Bird Flu Is Quietly Getting Scarier

The Atlantic Perhaps it’s time to talk about an H5N1 pandemic. Up until last Friday afternoon, a total of 13 people in the United States had officially come down this year with avian influenza H5, also known as bird flu. A subtype of that virus, a potential pandemic pathogen called H5N1, has for months been circulating in our dairy herds, and has already killed tens of millions of birds here. The 13 human cases through last Friday were generally mild, and more important, they were all clearly linked to sickened cows or poultry. When I checked in with bird-flu experts in July, they told me that this fact was crucial. The red flag for a crisis would come only, they said, if and when the virus started showing signs of spreading from person to person.

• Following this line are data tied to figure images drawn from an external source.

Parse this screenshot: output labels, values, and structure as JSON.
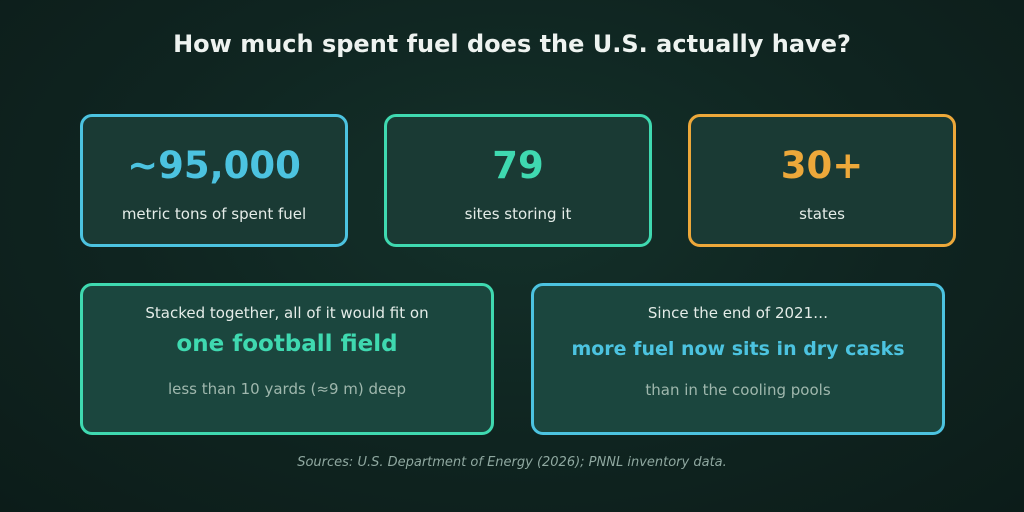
{
  "title": "How much spent fuel does the U.S. actually have?",
  "colors": {
    "blue": "#4cc3e0",
    "teal": "#3fd9b0",
    "orange": "#eda83a"
  },
  "stats": [
    {
      "value": "~95,000",
      "label": "metric tons of spent fuel"
    },
    {
      "value": "79",
      "label": "sites storing it"
    },
    {
      "value": "30+",
      "label": "states"
    }
  ],
  "facts": [
    {
      "intro": "Stacked together, all of it would fit on",
      "highlight": "one football field",
      "detail": "less than 10 yards (≈9 m) deep"
    },
    {
      "intro": "Since the end of 2021…",
      "highlight": "more fuel now sits in dry casks",
      "detail": "than in the cooling pools"
    }
  ],
  "source": "Sources: U.S. Department of Energy (2026); PNNL inventory data."
}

Then came Case 14. According to the week’s-end update from the CDC, at least one more person has now been infected with an H5 virus, and this time, the patient, who is in Missouri, isn’t known to have been exposed to any ailing farm animal. In other words, the harbinger of a broader, deadly crisis may just have ratcheted a little further up the flagpole.

Whatever state of danger this implies, the CDC’s report didn’t get much play. Although the case was covered by major news outlets, it competed for attention through the weekend with stories on the war in Gaza, another ghastly high-school shooting, and tonight’s presidential debate, among many other pressing matters. When I told my husband, a historian, about the new infection, he was nonplussed. After I explained the implications—possible human-to-human transmission?!—he conceded that it “seemed bad,” then continued eating dinner. The next night, at a wedding party in a crowded bar in Brooklyn, I tried again: Was anybody else feeling spooked? No one was aware of any updates from Missouri, nor did they seem to care that much when I described the details. This is where we are with bird flu at the moment: The awkward space between watchful waiting and all-out panic mode. The risks may still be minimal, but the stakes are very high—and each new piece of information seems to make the situation only a bit less stable than it was before. Yet it’s hard to keep a solid grasp on what it means and whether it’s important.